Allerdings fällt auf, dass der Zeuge ganz anders über die angeblich Beteiligten des Vorfalls vom 4. September 2017 berichtete. Aus seinen Aussagen ist zu schliessen, dass ihn mit dem Beschuldigten wie auch dem Privatkläger eine Art Gassenbekanntschaft verbindet. Den Beschuldigten hat er offenbar sehr lange nicht gesehen (das ist viel zu lange her). Der Privatkläger hatte ihn im Hinblick auf die Zeugenrolle kontaktiert. Offenbar war dieser im Besitz der Nummer des Zeugen und hat er noch ein- bis zweimal mit ihm gesprochen. Während der Zeuge den Beschuldigten zuerst nur vom Sehen her kennen wollte, sagte er kurz später, er habe mit dem Beschuldigten schon immer Streit gehabt. Diese zweite Aussage würde mehr als nur eine Bekanntschaft vom Sehen her implizieren, nämlich häufigere und intensivere Kontakte. Zur Person des Privatklägers sagte der Zeuge kaum etwas.
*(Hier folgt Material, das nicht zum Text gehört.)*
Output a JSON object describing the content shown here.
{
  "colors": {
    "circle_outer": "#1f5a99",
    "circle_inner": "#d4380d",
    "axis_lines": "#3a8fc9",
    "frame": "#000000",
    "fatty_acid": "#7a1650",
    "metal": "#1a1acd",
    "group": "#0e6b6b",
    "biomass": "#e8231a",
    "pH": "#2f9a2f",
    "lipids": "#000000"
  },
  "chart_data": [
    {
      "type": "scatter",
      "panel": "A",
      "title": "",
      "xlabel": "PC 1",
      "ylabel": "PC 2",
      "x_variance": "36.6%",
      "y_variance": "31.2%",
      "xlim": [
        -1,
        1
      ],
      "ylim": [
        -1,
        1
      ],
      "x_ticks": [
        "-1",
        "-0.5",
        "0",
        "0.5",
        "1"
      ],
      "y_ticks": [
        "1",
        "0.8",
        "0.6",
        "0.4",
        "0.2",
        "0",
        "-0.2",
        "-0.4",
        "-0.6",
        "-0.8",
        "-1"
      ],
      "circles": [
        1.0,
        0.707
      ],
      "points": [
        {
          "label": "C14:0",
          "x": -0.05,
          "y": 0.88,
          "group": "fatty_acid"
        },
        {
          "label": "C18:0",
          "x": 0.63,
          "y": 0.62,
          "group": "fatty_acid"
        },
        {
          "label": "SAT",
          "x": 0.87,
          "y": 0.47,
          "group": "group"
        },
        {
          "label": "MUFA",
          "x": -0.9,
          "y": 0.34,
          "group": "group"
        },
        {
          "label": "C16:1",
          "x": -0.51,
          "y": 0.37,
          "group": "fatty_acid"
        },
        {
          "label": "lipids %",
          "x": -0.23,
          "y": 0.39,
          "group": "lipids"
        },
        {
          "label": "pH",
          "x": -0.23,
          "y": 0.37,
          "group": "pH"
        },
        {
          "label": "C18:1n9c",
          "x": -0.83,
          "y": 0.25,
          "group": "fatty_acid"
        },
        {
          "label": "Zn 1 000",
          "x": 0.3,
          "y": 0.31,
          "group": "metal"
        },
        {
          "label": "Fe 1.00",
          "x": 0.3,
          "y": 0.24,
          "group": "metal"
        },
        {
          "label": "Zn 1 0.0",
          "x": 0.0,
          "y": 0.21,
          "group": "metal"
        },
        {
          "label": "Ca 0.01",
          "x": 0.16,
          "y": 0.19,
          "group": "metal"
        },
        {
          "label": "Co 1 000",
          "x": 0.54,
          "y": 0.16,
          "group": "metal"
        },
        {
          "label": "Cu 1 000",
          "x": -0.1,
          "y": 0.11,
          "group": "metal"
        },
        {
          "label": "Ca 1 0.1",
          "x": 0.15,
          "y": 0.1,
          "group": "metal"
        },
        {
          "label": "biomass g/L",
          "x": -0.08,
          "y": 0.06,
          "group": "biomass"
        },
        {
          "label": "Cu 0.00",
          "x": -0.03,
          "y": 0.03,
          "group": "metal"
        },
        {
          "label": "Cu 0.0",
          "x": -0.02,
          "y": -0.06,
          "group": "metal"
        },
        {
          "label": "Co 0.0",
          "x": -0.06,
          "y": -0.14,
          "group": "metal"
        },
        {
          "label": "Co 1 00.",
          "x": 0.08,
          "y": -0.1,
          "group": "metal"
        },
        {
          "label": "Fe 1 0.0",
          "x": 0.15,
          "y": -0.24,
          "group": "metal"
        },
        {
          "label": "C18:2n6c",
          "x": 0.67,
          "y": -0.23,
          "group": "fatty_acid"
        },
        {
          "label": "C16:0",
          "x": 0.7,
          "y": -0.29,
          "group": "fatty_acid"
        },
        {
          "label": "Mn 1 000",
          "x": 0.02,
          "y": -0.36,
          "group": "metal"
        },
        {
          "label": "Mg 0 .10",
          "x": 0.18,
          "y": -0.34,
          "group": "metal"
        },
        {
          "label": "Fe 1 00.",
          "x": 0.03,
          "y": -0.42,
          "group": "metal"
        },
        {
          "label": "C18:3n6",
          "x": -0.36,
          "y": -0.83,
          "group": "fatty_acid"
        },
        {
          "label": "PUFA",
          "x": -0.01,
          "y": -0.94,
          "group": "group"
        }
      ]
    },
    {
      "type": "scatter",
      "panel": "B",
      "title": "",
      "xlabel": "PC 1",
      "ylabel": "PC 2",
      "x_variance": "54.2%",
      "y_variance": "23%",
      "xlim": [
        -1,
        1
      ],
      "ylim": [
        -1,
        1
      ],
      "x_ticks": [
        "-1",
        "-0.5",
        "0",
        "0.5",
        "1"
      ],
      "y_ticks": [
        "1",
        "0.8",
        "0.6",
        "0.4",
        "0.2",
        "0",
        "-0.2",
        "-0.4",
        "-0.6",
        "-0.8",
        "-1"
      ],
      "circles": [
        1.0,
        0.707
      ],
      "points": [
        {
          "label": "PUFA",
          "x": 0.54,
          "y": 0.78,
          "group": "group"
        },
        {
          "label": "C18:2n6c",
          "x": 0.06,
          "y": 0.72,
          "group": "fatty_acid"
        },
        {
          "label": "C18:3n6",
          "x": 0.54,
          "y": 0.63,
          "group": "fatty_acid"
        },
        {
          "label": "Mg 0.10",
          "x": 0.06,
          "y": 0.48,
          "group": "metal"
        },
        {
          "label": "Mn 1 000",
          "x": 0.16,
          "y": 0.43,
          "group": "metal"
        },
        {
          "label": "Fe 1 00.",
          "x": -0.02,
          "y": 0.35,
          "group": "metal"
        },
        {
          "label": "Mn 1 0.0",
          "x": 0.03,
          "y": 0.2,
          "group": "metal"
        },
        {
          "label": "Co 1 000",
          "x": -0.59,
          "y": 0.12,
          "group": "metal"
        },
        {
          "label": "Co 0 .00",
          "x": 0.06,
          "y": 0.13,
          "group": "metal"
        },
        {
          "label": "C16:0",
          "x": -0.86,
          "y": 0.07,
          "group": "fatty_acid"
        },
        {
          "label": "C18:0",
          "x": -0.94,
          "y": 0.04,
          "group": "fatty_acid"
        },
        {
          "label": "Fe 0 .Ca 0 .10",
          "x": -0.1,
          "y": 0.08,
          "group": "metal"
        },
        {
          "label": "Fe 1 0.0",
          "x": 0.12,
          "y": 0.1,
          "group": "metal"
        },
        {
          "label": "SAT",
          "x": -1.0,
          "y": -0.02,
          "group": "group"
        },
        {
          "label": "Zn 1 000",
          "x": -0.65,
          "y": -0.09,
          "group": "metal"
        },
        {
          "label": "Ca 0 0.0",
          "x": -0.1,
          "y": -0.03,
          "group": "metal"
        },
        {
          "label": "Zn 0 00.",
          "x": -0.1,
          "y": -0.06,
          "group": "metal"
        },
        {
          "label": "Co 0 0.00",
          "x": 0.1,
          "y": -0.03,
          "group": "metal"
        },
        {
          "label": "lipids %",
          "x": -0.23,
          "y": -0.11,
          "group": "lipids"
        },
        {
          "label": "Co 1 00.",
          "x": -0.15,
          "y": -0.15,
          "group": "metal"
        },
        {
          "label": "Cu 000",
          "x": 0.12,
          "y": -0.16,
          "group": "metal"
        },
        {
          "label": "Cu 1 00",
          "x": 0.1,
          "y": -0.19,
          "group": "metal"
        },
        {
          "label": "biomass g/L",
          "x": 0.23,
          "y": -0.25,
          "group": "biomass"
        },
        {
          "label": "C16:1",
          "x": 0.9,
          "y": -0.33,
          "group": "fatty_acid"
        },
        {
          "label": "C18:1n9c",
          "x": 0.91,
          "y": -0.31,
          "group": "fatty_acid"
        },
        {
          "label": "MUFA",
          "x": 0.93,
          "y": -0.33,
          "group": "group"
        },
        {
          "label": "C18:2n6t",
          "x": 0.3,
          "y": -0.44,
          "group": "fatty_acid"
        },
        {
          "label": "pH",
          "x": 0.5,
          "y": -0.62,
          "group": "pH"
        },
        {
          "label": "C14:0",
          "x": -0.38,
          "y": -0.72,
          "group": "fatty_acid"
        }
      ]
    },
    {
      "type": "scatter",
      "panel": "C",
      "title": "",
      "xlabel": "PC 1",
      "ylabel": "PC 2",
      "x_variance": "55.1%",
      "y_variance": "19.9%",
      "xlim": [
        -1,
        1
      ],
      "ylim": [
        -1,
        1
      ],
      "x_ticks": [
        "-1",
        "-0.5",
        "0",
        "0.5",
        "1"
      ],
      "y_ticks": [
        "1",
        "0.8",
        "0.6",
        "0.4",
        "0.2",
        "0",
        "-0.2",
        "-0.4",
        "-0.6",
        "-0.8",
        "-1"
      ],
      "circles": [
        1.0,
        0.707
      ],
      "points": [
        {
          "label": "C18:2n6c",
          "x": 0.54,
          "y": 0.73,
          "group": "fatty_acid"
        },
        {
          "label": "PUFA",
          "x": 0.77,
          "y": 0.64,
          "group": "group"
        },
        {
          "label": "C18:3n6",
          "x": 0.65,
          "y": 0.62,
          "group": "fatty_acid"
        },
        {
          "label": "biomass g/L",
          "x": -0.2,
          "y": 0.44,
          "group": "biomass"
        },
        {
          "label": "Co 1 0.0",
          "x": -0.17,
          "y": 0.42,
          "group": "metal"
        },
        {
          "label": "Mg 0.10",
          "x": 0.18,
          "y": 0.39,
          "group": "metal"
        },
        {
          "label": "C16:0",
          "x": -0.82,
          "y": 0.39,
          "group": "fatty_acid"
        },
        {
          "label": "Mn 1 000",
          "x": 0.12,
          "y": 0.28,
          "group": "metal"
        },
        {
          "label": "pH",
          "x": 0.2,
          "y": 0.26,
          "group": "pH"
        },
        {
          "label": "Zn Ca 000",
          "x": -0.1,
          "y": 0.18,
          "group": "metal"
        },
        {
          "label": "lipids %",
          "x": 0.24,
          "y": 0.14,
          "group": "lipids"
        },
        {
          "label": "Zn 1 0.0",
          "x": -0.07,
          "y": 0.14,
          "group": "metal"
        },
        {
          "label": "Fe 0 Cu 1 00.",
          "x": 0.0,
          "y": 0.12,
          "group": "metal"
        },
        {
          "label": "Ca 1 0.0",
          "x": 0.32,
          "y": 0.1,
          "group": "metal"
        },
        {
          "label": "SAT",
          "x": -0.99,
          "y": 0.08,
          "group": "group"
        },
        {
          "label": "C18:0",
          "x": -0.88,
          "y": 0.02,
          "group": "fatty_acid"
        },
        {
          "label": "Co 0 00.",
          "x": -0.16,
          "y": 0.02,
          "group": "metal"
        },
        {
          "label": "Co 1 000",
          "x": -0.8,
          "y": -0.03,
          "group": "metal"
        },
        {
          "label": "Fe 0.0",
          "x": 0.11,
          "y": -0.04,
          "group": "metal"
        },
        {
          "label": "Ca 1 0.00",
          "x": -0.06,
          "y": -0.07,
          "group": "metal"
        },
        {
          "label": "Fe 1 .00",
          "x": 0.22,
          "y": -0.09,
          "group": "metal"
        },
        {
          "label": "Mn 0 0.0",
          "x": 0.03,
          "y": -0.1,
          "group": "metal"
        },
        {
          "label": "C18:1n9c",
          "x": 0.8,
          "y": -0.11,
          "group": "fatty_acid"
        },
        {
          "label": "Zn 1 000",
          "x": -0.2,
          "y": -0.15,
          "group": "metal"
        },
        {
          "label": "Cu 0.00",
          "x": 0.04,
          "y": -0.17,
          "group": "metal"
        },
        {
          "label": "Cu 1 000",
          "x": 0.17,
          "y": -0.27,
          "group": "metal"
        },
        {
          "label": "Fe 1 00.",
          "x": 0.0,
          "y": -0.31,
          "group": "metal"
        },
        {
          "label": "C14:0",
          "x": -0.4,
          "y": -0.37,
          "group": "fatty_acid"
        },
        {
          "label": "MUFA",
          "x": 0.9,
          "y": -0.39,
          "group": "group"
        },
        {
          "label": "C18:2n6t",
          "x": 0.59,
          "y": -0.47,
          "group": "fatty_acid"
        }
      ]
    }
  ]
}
Hingegen bezeichnete er den Beschuldigten sogleich als Grossmaul (grosses Maul, nichts dahinter), später als Streithahn (immer 'Puff' auf der Gasse gemacht) und jemanden, der auf Schwächere sowie Frauen und alles losgehe, womit er ihm einen streitsüchtigen
und feigen Charakterzug unterstellt. Die Erzähleigenart des Zeugen zeigt sich hier als impulsiv und farbig, zuweilen aber auch als undifferenziert und mit einem gewissen Hang zur Dramatisierung.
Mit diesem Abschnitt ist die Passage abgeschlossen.